Models | Training Accuracy | Testing Accuracy |
---|---|---|
GoogLeNet | 99.84% | 98.25% |
AlexNet | 99.18% | 93.97% |
VGG-16 | 98.37% | 88.66% |
ResNet-18 | 99.02% | 96.8% |
VI. CONCLUSION
The detection of Alzheimer’s disease remains a difficult problem, yet important for early diagnosis to get proper treatment. Currently, there is no treatment for AD and hence, early detection and classification is very important task to treat the patient. While there are many classification algorithms used in present days, classification using deep learning has captivated every researchers due to its flexibility and capacity to produce optimal results. However, in medical field acquiring enough data (images) is quite difficult as well as training a model from scratch is time consuming. Therefore, to overcome these problems transfer learning is used which requires only minimal data and takes few hours to classify MR images.

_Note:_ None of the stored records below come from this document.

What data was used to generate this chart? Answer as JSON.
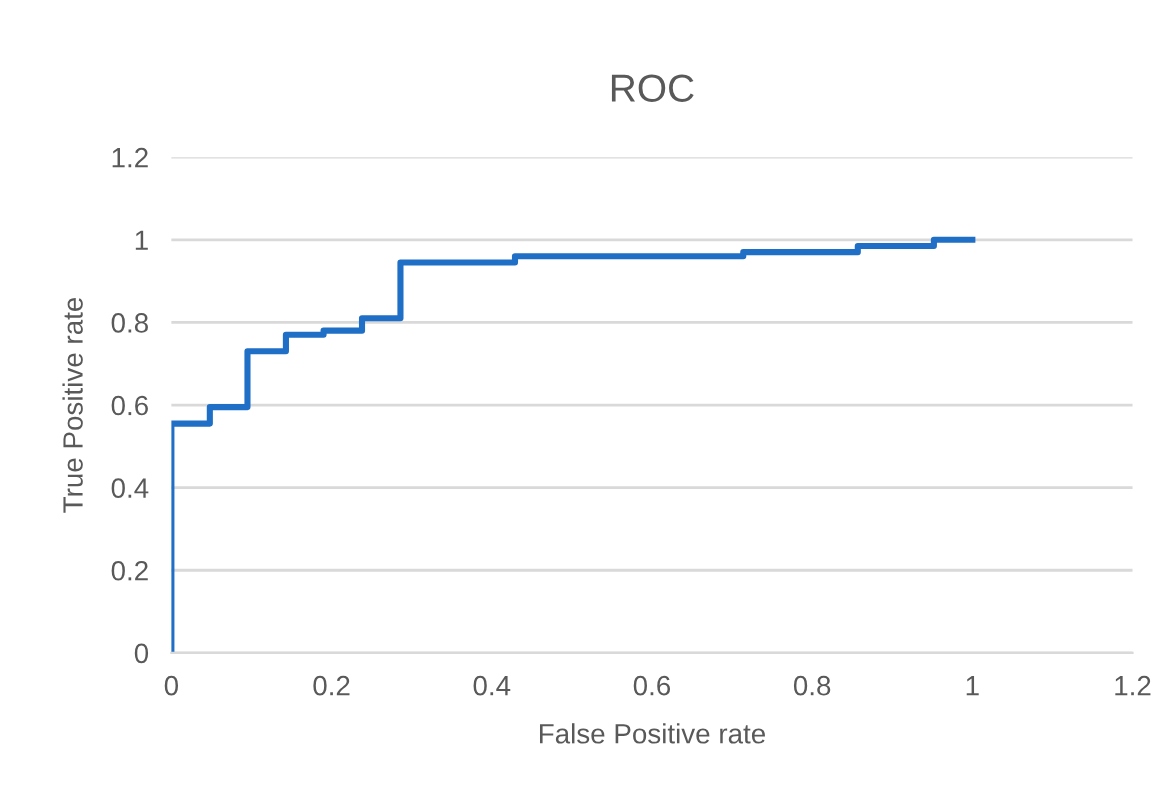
{
  "chart_data": {
    "type": "step",
    "title": "ROC",
    "xlabel": "False Positive rate",
    "ylabel": "True Positive rate",
    "x": [
      0,
      0,
      0.048,
      0.095,
      0.143,
      0.19,
      0.238,
      0.286,
      0.429,
      0.714,
      0.857,
      0.952,
      1.0
    ],
    "series": [
      {
        "color": "#1f6fc6",
        "values": [
          0,
          0.555,
          0.595,
          0.73,
          0.77,
          0.78,
          0.81,
          0.945,
          0.96,
          0.97,
          0.985,
          1.0,
          1.0
        ]
      }
    ],
    "xlim": [
      0,
      1.2
    ],
    "xticks": [
      0,
      0.2,
      0.4,
      0.6,
      0.8,
      1,
      1.2
    ],
    "ylim": [
      0,
      1.2
    ],
    "yticks": [
      0,
      0.2,
      0.4,
      0.6,
      0.8,
      1,
      1.2
    ],
    "grid": "y",
    "legend": false,
    "marker": "none",
    "line_style": "solid"
  }
}
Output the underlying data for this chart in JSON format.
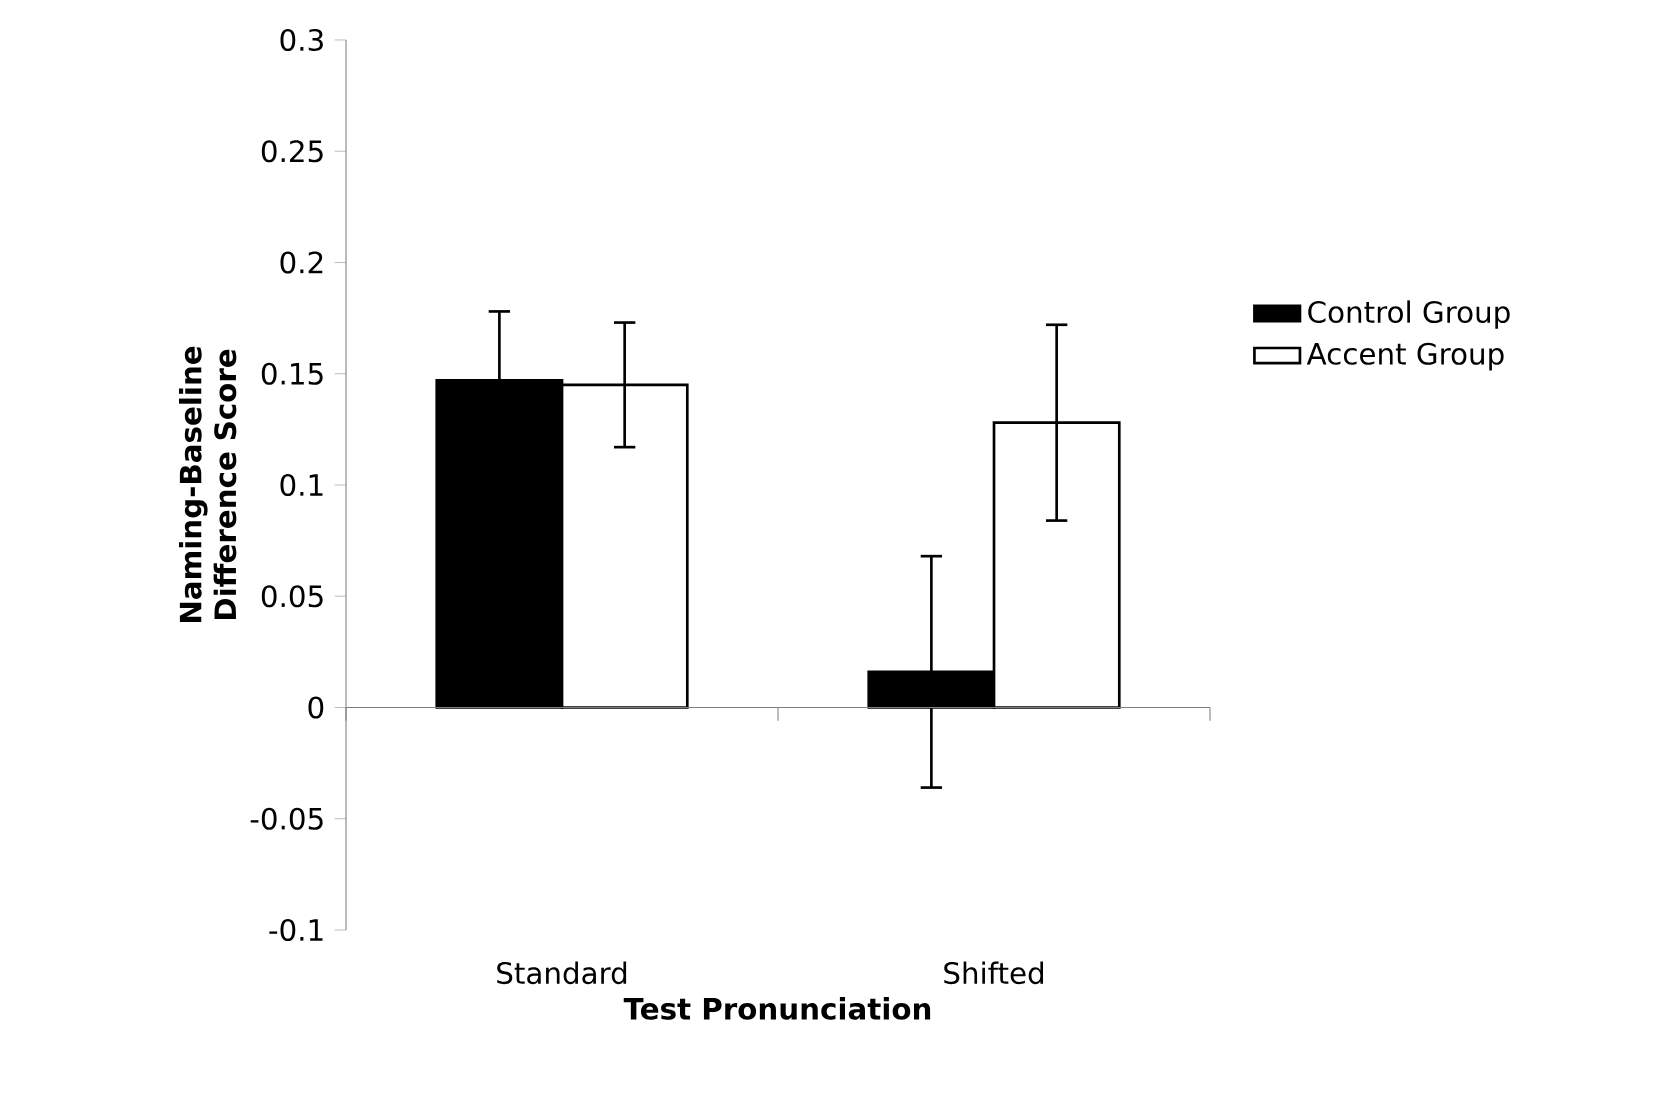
{
  "chart_data": {
    "type": "bar",
    "xlabel": "Test Pronunciation",
    "ylabel": "Naming-Baseline Difference Score",
    "categories": [
      "Standard",
      "Shifted"
    ],
    "series": [
      {
        "name": "Control Group",
        "color": "#000000",
        "values": [
          0.147,
          0.016
        ],
        "errors": [
          0.031,
          0.052
        ]
      },
      {
        "name": "Accent Group",
        "color": "#ffffff",
        "values": [
          0.145,
          0.128
        ],
        "errors": [
          0.028,
          0.044
        ]
      }
    ],
    "ylim": [
      -0.1,
      0.3
    ],
    "yticks": [
      -0.1,
      -0.05,
      0,
      0.05,
      0.1,
      0.15,
      0.2,
      0.25,
      0.3
    ],
    "legend": "right"
  }
}
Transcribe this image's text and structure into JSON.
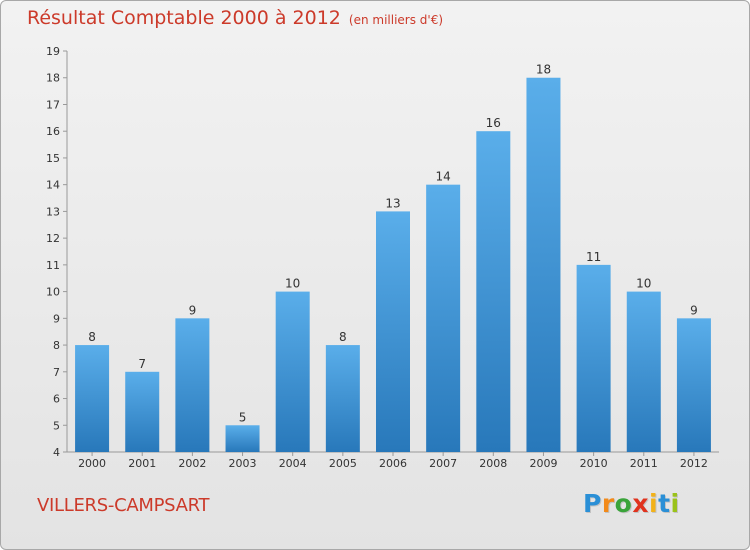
{
  "title": "Résultat Comptable 2000 à 2012",
  "subtitle": "(en milliers d'€)",
  "municipality": "VILLERS-CAMPSART",
  "brand": {
    "letters": [
      "P",
      "r",
      "o",
      "x",
      "i",
      "t",
      "i"
    ],
    "colors": [
      "#2a8fd6",
      "#f28a1a",
      "#3aa43a",
      "#e0331e",
      "#f2b21a",
      "#2a8fd6",
      "#9ac21a"
    ],
    "name": "Proxiti"
  },
  "colors": {
    "bar_top": "#5aaeea",
    "bar_bottom": "#2878ba",
    "title": "#cc3a2a"
  },
  "chart_data": {
    "type": "bar",
    "title": "Résultat Comptable 2000 à 2012",
    "subtitle": "(en milliers d'€)",
    "xlabel": "",
    "ylabel": "",
    "categories": [
      "2000",
      "2001",
      "2002",
      "2003",
      "2004",
      "2005",
      "2006",
      "2007",
      "2008",
      "2009",
      "2010",
      "2011",
      "2012"
    ],
    "values": [
      8,
      7,
      9,
      5,
      10,
      8,
      13,
      14,
      16,
      18,
      11,
      10,
      9
    ],
    "ylim": [
      4,
      19
    ],
    "yticks": [
      4,
      5,
      6,
      7,
      8,
      9,
      10,
      11,
      12,
      13,
      14,
      15,
      16,
      17,
      18,
      19
    ],
    "grid": false,
    "legend": "none"
  }
}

In this paper, we used transfer learning approach using different deep learning models such as GoogLeNet, AlexNet, VGG-6 and ResNet-18 as the base model for accurately classifying MR images amongst three different classes: AD, MCI and NC. We analyzed these models by changing the learning rate and the performance obtained at 1e-4 outperformed the performance of other cases. The models were well trained for our datasets and all the models were efficient in classification. Among all the other models, GoogLeNet produced the highest training and testing accuracy of 99.84% and 98.25% respectively. Therefore, transfer learning using GoogLeNet is definitely a successful approach to classify MR images into AD, MCI and NC.